最近、近畿地方で泥炭化された20万年ほど前のヒトツバタゴが発見されという。その頃はヒトツバタゴがより広い範囲に繁茂していたこと、そして連続的に分布していた可能性を伝えてくれる。
それが今ではなぜ、かなり限定された地域、しかも800kmも離れた2つの地域にしか自生していないのか。自然の営みにどのような変化があったのか。いずれこの答えが見つかる発見があることを期待したい。
国の天然記念物「鰐浦ヒトツバタゴ自生地」
対馬では上対馬町鰐浦地区だけで、約3000本のヒトツバタゴが自生しているといわれている。鰐浦を囲む山の斜面などに生えており、毎年5月にはその3000本が白い花を咲かせる。
「鰐浦ヒトツバタゴ自生地」として、一帯が国の天然記念物に指定されのは、1928年(昭和3年)。100年近く前から鰐浦のヒトツバタゴは有名だったが、それが広く知られるようになったきっかけは、明治40年(1907年)頃の学会への報告だった。
その後、研究が進み、鰐浦のヒトツバタゴは、葉の大きさ・形・新芽の色・若葉の毛の長さなど数種類のものがあり、岐阜県東濃地方のものはそのうちの一種にすぎないのではないか、とも言われている。

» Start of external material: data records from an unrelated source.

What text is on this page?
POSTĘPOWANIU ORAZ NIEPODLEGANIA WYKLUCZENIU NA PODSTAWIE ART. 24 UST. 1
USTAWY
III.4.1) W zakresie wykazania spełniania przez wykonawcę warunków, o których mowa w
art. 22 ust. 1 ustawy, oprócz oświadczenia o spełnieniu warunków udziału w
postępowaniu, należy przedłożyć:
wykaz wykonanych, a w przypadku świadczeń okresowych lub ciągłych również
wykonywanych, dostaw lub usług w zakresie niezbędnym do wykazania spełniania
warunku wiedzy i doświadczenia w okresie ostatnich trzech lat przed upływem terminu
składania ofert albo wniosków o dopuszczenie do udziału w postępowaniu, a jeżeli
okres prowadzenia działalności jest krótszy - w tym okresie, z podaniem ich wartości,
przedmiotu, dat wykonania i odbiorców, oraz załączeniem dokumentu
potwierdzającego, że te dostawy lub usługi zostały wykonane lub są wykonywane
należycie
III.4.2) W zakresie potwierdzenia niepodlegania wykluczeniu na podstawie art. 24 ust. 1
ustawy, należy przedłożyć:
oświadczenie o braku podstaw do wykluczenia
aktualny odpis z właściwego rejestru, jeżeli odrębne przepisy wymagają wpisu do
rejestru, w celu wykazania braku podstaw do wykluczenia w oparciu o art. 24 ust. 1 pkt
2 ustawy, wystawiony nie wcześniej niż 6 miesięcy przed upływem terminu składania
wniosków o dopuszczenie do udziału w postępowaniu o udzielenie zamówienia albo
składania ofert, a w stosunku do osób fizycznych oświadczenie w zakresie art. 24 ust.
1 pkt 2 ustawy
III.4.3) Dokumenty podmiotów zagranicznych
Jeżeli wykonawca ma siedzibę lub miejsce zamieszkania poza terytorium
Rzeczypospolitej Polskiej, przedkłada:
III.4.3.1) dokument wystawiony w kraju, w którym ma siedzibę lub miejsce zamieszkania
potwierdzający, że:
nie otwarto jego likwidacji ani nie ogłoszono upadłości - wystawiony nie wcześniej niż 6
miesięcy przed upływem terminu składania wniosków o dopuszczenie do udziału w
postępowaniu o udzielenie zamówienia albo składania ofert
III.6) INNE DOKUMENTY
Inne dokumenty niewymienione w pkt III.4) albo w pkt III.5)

何十万年も前、ヒトツバタゴは大陸から対馬を経由して日本列島に広がっていったのかも知れない。その後、さまざまな文化が対馬を渡っていったように。そんな意味も込められたのだろう、ヒトツバタゴは対馬を象徴する植物として、対馬市の「市の木」に指定された。
なお、長野県および愛知県では「絶滅危惧I類」、岐阜県および長崎県では「絶滅危惧II類」に指定されている。
わが庭の ひとつばたごを 見つつ思う
海のかなたの 対馬の春を
かつて昭和天皇は植物がお好きだと聞いた上対馬町の町長が、陛下にご叡覧賜りたいから宮城内に植えてほしい と、ヒトツバタゴの若木を宮内庁に持参したそうだ。

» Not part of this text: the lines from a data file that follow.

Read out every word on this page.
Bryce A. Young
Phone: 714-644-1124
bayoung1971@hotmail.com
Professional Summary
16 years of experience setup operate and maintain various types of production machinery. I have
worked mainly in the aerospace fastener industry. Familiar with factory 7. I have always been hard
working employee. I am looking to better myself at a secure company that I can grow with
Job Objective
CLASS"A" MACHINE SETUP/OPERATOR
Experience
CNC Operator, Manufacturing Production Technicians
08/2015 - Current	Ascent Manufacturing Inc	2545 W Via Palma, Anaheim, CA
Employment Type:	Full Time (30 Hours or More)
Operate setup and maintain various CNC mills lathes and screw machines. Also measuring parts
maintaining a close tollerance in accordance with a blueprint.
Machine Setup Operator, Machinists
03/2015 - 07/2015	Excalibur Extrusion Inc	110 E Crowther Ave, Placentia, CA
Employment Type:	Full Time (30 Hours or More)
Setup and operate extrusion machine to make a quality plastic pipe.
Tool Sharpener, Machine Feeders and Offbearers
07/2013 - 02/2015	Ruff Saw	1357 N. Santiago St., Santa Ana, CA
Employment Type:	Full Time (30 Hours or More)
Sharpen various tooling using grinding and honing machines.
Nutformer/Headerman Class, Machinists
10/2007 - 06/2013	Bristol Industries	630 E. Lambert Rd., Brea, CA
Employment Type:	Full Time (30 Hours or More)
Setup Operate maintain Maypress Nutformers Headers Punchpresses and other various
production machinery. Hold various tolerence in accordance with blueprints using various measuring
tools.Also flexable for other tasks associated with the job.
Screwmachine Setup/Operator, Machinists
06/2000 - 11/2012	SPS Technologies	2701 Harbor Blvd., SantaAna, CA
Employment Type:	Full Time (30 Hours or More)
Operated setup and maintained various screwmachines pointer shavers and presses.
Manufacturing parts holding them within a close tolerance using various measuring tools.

しかし、全国から各地の花木を献上されると収拾がつかなくなるので受け付けていないと、応対した職員から断られたという。ところが、時の宮内庁次長が帰りかけた町長を呼び止めて、「折角の珍しい花木ですから、内々で城内に植えます」と、機転を利かせてくれたという逸話がある。

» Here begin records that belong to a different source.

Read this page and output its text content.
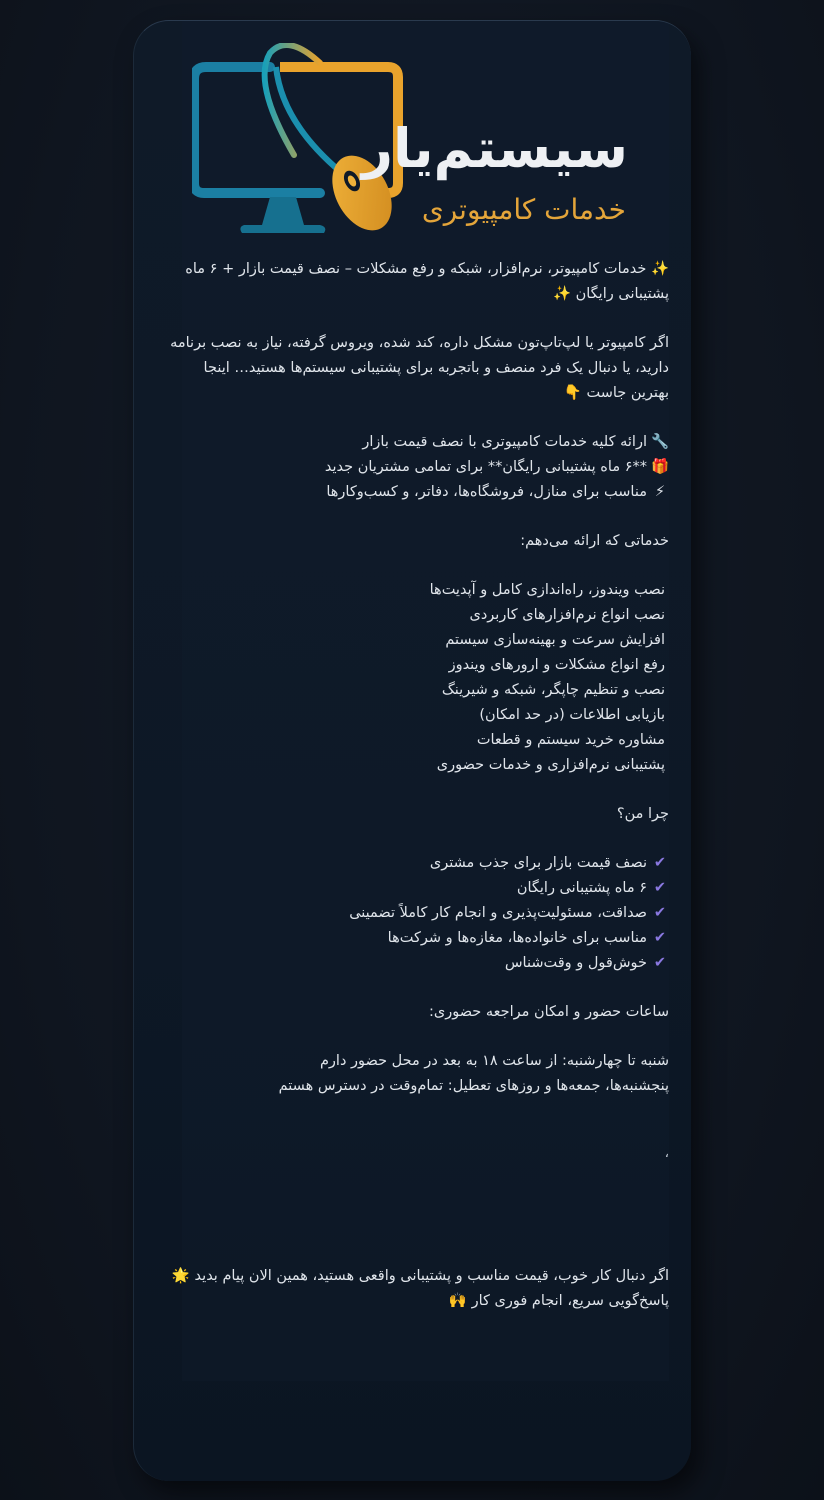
سیستم‌یار
خدمات کامپیوتری

✨ خدمات کامپیوتر، نرم‌افزار، شبکه و رفع مشکلات – نصف قیمت بازار + ۶ ماه پشتیبانی رایگان ✨

اگر کامپیوتر یا لپ‌تاپ‌تون مشکل داره، کند شده، ویروس گرفته، نیاز به نصب برنامه دارید، یا دنبال یک فرد منصف و باتجربه برای پشتیبانی سیستم‌ها هستید… اینجا بهترین جاست 👇

🔧ارائه کلیه خدمات کامپیوتری با نصف قیمت بازار
🎁**۶ ماه پشتیبانی رایگان** برای تمامی مشتریان جدید
⚡مناسب برای منازل، فروشگاه‌ها، دفاتر، و کسب‌وکارها

خدماتی که ارائه می‌دهم:

نصب ویندوز، راه‌اندازی کامل و آپدیت‌ها
نصب انواع نرم‌افزارهای کاربردی
افزایش سرعت و بهینه‌سازی سیستم
رفع انواع مشکلات و ارورهای ویندوز
نصب و تنظیم چاپگر، شبکه و شیرینگ
بازیابی اطلاعات (در حد امکان)
مشاوره خرید سیستم و قطعات
پشتیبانی نرم‌افزاری و خدمات حضوری

چرا من؟

✔نصف قیمت بازار برای جذب مشتری
✔۶ ماه پشتیبانی رایگان
✔صداقت، مسئولیت‌پذیری و انجام کار کاملاً تضمینی
✔مناسب برای خانواده‌ها، مغازه‌ها و شرکت‌ها
✔خوش‌قول و وقت‌شناس

ساعات حضور و امکان مراجعه حضوری:

شنبه تا چهارشنبه: از ساعت ۱۸ به بعد در محل حضور دارم
پنجشنبه‌ها، جمعه‌ها و روزهای تعطیل: تمام‌وقت در دسترس هستم

،

اگر دنبال کار خوب، قیمت مناسب و پشتیبانی واقعی هستید، همین الان پیام بدید 🌟
پاسخ‌گویی سریع، انجام فوری کار 🙌
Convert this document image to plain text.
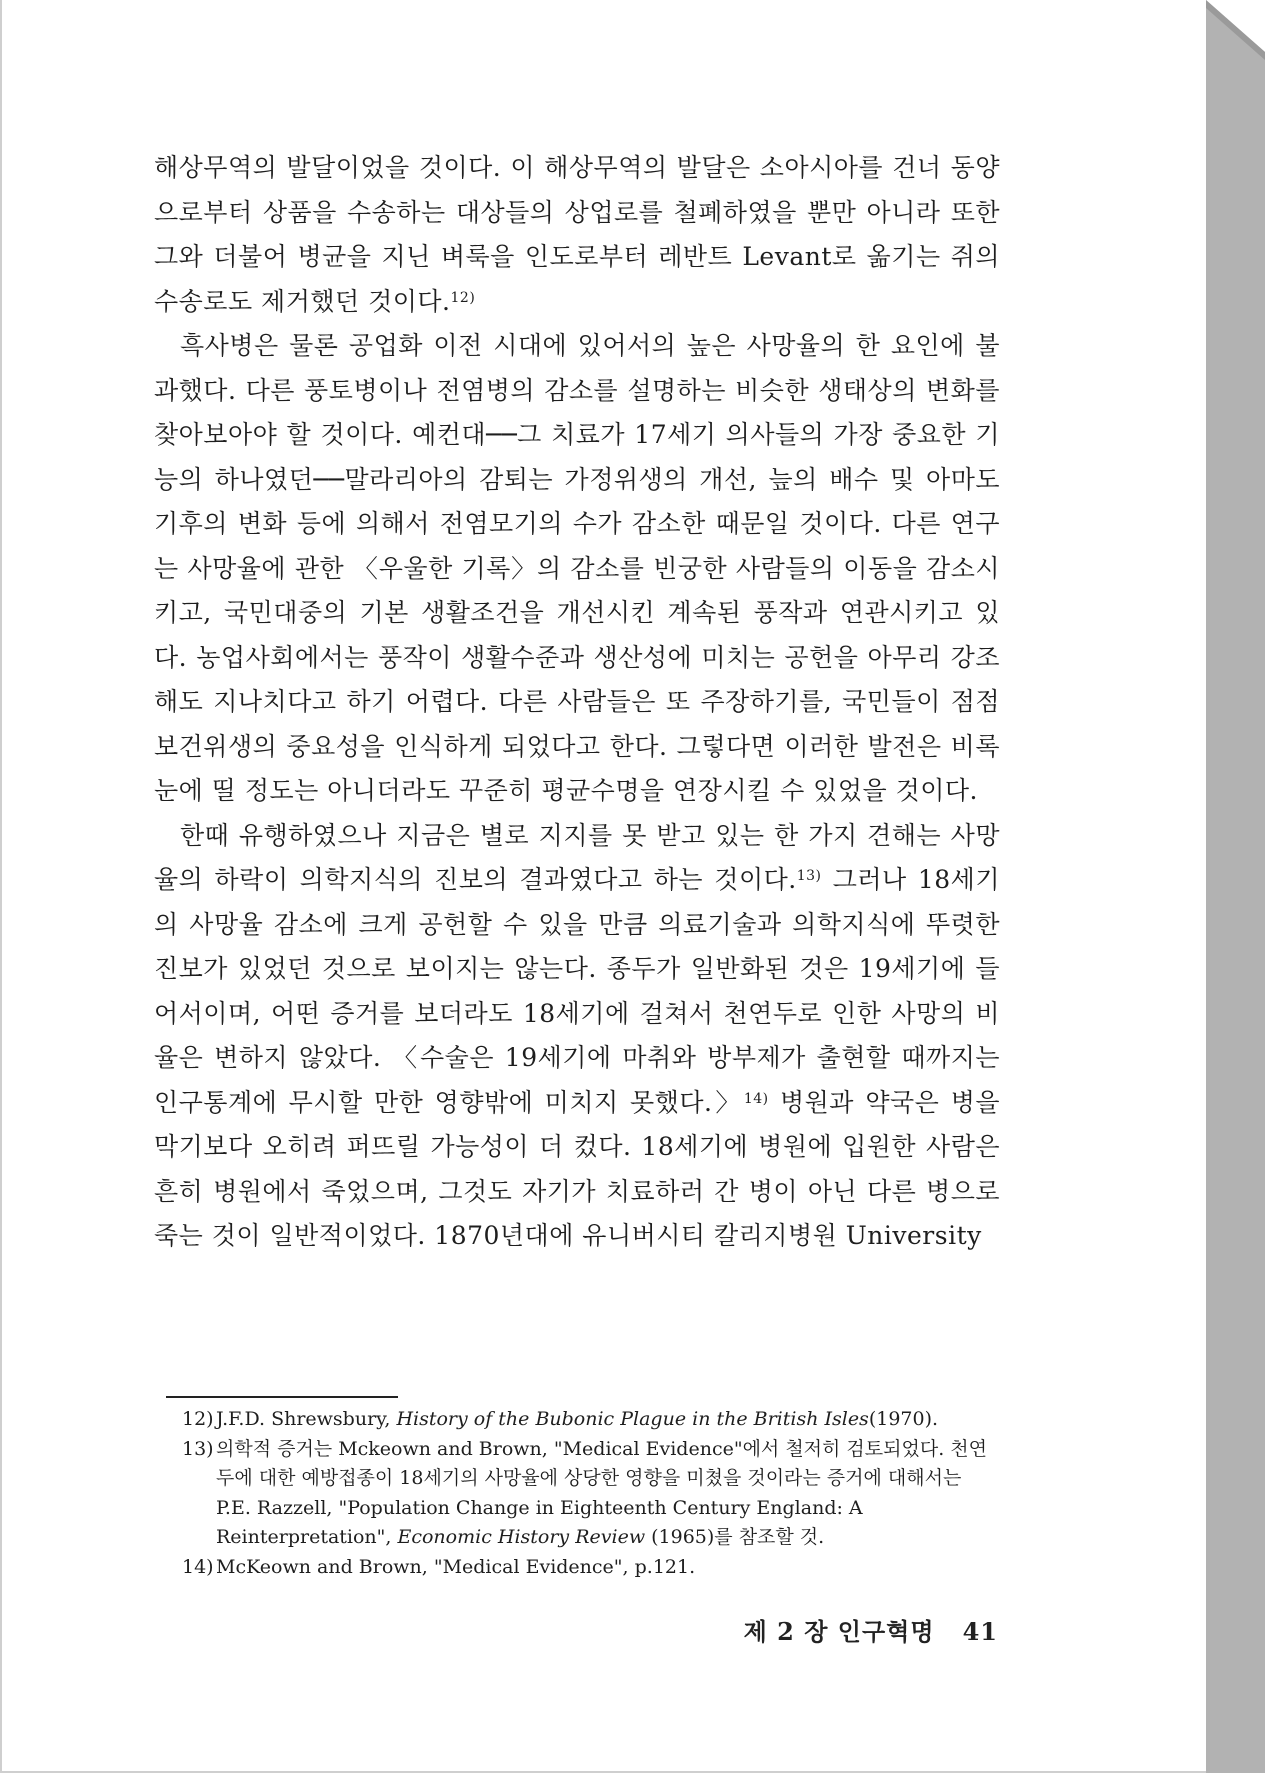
해상무역의 발달이었을 것이다. 이 해상무역의 발달은 소아시아를 건너 동양으로부터 상품을 수송하는 대상들의 상업로를 철폐하였을 뿐만 아니라 또한 그와 더불어 병균을 지닌 벼룩을 인도로부터 레반트 Levant로 옮기는 쥐의 수송로도 제거했던 것이다.$^{12)}$

흑사병은 물론 공업화 이전 시대에 있어서의 높은 사망율의 한 요인에 불과했다. 다른 풍토병이나 전염병의 감소를 설명하는 비슷한 생태상의 변화를 찾아보아야 할 것이다. 예컨대──그 치료가 17세기 의사들의 가장 중요한 기능의 하나였던──말라리아의 감퇴는 가정위생의 개선, 늪의 배수 및 아마도 기후의 변화 등에 의해서 전염모기의 수가 감소한 때문일 것이다. 다른 연구는 사망율에 관한 〈우울한 기록〉의 감소를 빈궁한 사람들의 이동을 감소시키고, 국민대중의 기본 생활조건을 개선시킨 계속된 풍작과 연관시키고 있다. 농업사회에서는 풍작이 생활수준과 생산성에 미치는 공헌을 아무리 강조해도 지나치다고 하기 어렵다. 다른 사람들은 또 주장하기를, 국민들이 점점 보건위생의 중요성을 인식하게 되었다고 한다. 그렇다면 이러한 발전은 비록 눈에 띨 정도는 아니더라도 꾸준히 평균수명을 연장시킬 수 있었을 것이다.

한때 유행하였으나 지금은 별로 지지를 못 받고 있는 한 가지 견해는 사망율의 하락이 의학지식의 진보의 결과였다고 하는 것이다.$^{13)}$ 그러나 18세기의 사망율 감소에 크게 공헌할 수 있을 만큼 의료기술과 의학지식에 뚜렷한 진보가 있었던 것으로 보이지는 않는다. 종두가 일반화된 것은 19세기에 들어서이며, 어떤 증거를 보더라도 18세기에 걸쳐서 천연두로 인한 사망의 비율은 변하지 않았다. 〈수술은 19세기에 마취와 방부제가 출현할 때까지는 인구통계에 무시할 만한 영향밖에 미치지 못했다.〉$^{14)}$ 병원과 약국은 병을 막기보다 오히려 퍼뜨릴 가능성이 더 컸다. 18세기에 병원에 입원한 사람은 흔히 병원에서 죽었으며, 그것도 자기가 치료하러 간 병이 아닌 다른 병으로 죽는 것이 일반적이었다. 1870년대에 유니버시티 칼리지병원 University

12) J.F.D. Shrewsbury, History of the Bubonic Plague in the British Isles(1970).
13) 의학적 증거는 Mckeown and Brown, "Medical Evidence"에서 철저히 검토되었다. 천연두에 대한 예방접종이 18세기의 사망율에 상당한 영향을 미쳤을 것이라는 증거에 대해서는 P.E. Razzell, "Population Change in Eighteenth Century England: A Reinterpretation", Economic History Review (1965)를 참조할 것.
14) McKeown and Brown, "Medical Evidence", p.121.
제 2 장 인구혁명 41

その後、庭で見事に花開いたヒトツバタゴを昭和天皇が見られて大そう喜ばれ、1982年(昭和57年)5月に詠まれた歌が、この歌だ。(年月のデータは毎日新聞より)
わが庭の ひとつばたごを 見つつ思う
海のかなたの 対馬の春を
この御製の歌碑が、上対馬町西泊の公園に建てられているが、どうして鰐浦ではなく西泊なのだろうか。